Data Identification: An English-language literature search using bibliographic reviews of textbooks and review articles.

Study Selection: Articles were selected on the basis of providing data on the autopsy prevalence of sellar masses, the radiologic and endocrinologic evaluation of such masses, and the prognostic aspects of pituitary adenomas.

Data Extraction: Twelve studies relating autopsy findings, 6 studies describing radiologic characteristics, and 26 articles reviewing various endocrine aspects of pituitary adenomas were evaluated.

Results of Data Synthesis: Pituitary adenoma is the most common incidental sellar mass. Scanning techniques are of great importance in differentiating the pituitary adenoma from other mass lesions. Autopsy and radiologic studies suggest that microadenomas (<10 mm in diameter) may be present in 10% to 20% of the population but that macroadenomas (>10 mm in diameter) are quite rare. Hormone oversecretion by an adenoma may be asymptomatic but, when present, is very helpful in the differential diagnosis.
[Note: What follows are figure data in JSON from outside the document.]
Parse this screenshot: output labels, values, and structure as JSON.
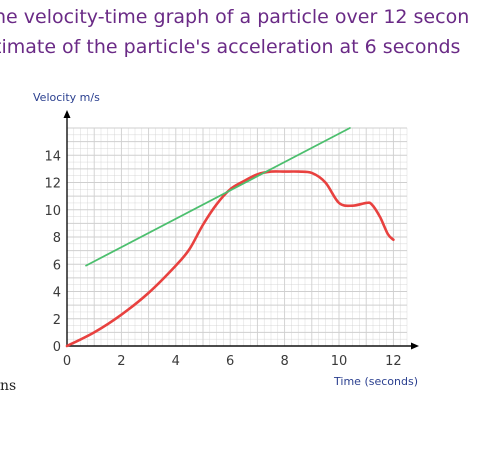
{
  "banner": {
    "line1": "he velocity-time graph of a particle over 12 secon",
    "line2": "timate of the particle's acceleration at 6 seconds"
  },
  "stray_text": "ns",
  "colors": {
    "banner_text": "#6a2a86",
    "curve": "#e8413f",
    "tangent": "#4cbf6e",
    "grid": "#cfcfcf",
    "axis_title": "#2a3f8f"
  },
  "chart_data": {
    "type": "line",
    "xlabel": "Time (seconds)",
    "ylabel": "Velocity m/s",
    "xlim": [
      0,
      12.5
    ],
    "ylim": [
      0,
      16
    ],
    "x_ticks": [
      0,
      2,
      4,
      6,
      8,
      10,
      12
    ],
    "y_ticks": [
      0,
      2,
      4,
      6,
      8,
      10,
      12,
      14
    ],
    "grid": true,
    "series": [
      {
        "role": "curve",
        "x": [
          0,
          1,
          2,
          3,
          4,
          4.5,
          5,
          5.5,
          6,
          6.5,
          7,
          7.5,
          8,
          8.5,
          9,
          9.5,
          10,
          10.5,
          11,
          11.2,
          11.5,
          11.8,
          12
        ],
        "y": [
          0,
          1,
          2.3,
          3.9,
          5.9,
          7.1,
          8.9,
          10.4,
          11.5,
          12.1,
          12.6,
          12.8,
          12.8,
          12.8,
          12.7,
          12.0,
          10.5,
          10.3,
          10.5,
          10.4,
          9.5,
          8.2,
          7.8
        ]
      },
      {
        "role": "tangent",
        "x": [
          0.7,
          10.4
        ],
        "y": [
          5.9,
          16
        ]
      }
    ]
  }
}
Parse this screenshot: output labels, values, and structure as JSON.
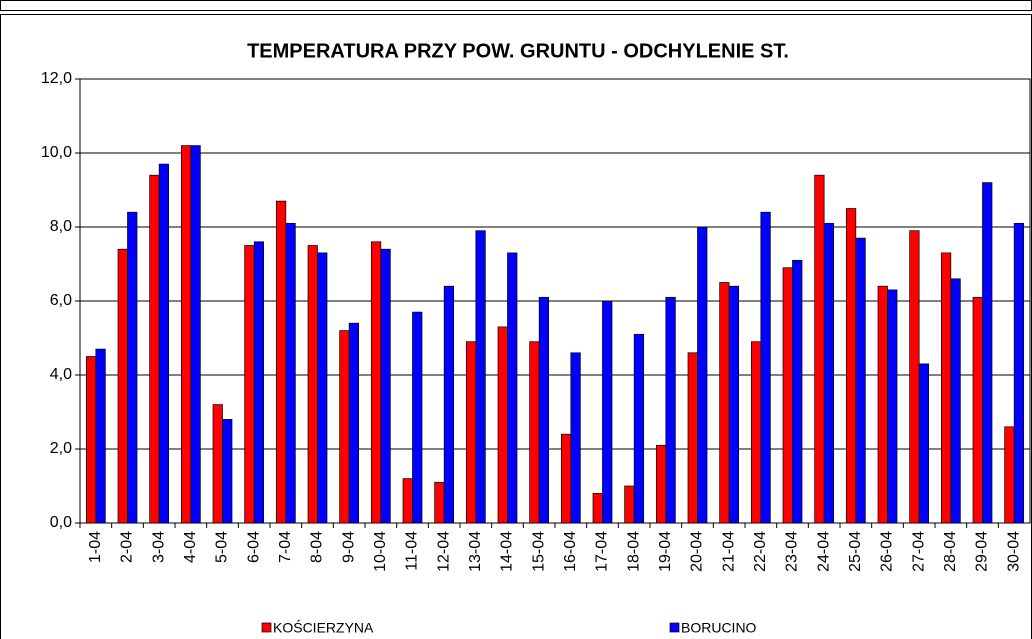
{
  "chart_data": {
    "type": "bar",
    "title": "TEMPERATURA PRZY POW. GRUNTU - ODCHYLENIE ST.",
    "categories": [
      "1-04",
      "2-04",
      "3-04",
      "4-04",
      "5-04",
      "6-04",
      "7-04",
      "8-04",
      "9-04",
      "10-04",
      "11-04",
      "12-04",
      "13-04",
      "14-04",
      "15-04",
      "16-04",
      "17-04",
      "18-04",
      "19-04",
      "20-04",
      "21-04",
      "22-04",
      "23-04",
      "24-04",
      "25-04",
      "26-04",
      "27-04",
      "28-04",
      "29-04",
      "30-04"
    ],
    "series": [
      {
        "name": "KOŚCIERZYNA",
        "color": "#ff0000",
        "values": [
          4.5,
          7.4,
          9.4,
          10.2,
          3.2,
          7.5,
          8.7,
          7.5,
          5.2,
          7.6,
          1.2,
          1.1,
          4.9,
          5.3,
          4.9,
          2.4,
          0.8,
          1.0,
          2.1,
          4.6,
          6.5,
          4.9,
          6.9,
          9.4,
          8.5,
          6.4,
          7.9,
          7.3,
          6.1,
          2.6
        ]
      },
      {
        "name": "BORUCINO",
        "color": "#0000ff",
        "values": [
          4.7,
          8.4,
          9.7,
          10.2,
          2.8,
          7.6,
          8.1,
          7.3,
          5.4,
          7.4,
          5.7,
          6.4,
          7.9,
          7.3,
          6.1,
          4.6,
          6.0,
          5.1,
          6.1,
          8.0,
          6.4,
          8.4,
          7.1,
          8.1,
          7.7,
          6.3,
          4.3,
          6.6,
          9.2,
          8.1
        ]
      }
    ],
    "ylim": [
      0,
      12
    ],
    "yticks": [
      {
        "value": 0,
        "label": "0,0"
      },
      {
        "value": 2,
        "label": "2,0"
      },
      {
        "value": 4,
        "label": "4,0"
      },
      {
        "value": 6,
        "label": "6,0"
      },
      {
        "value": 8,
        "label": "8,0"
      },
      {
        "value": 10,
        "label": "10,0"
      },
      {
        "value": 12,
        "label": "12,0"
      }
    ],
    "grid": true
  }
}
Conclusions: For adenomas found to be hypersecreting, therapy is as indicated for that specific tumor type. If there is no evidence of hormone oversecretion from microadenomas, we suggest a conservative approach with repeat scanning done at yearly intervals, initially, and subsequently less frequently. Macroadenomas, because they have already indicated some propensity for growth, should either be surgically removed or, if completely asymptomatic, followed closely with repeat scans at 6- to 12-month intervals.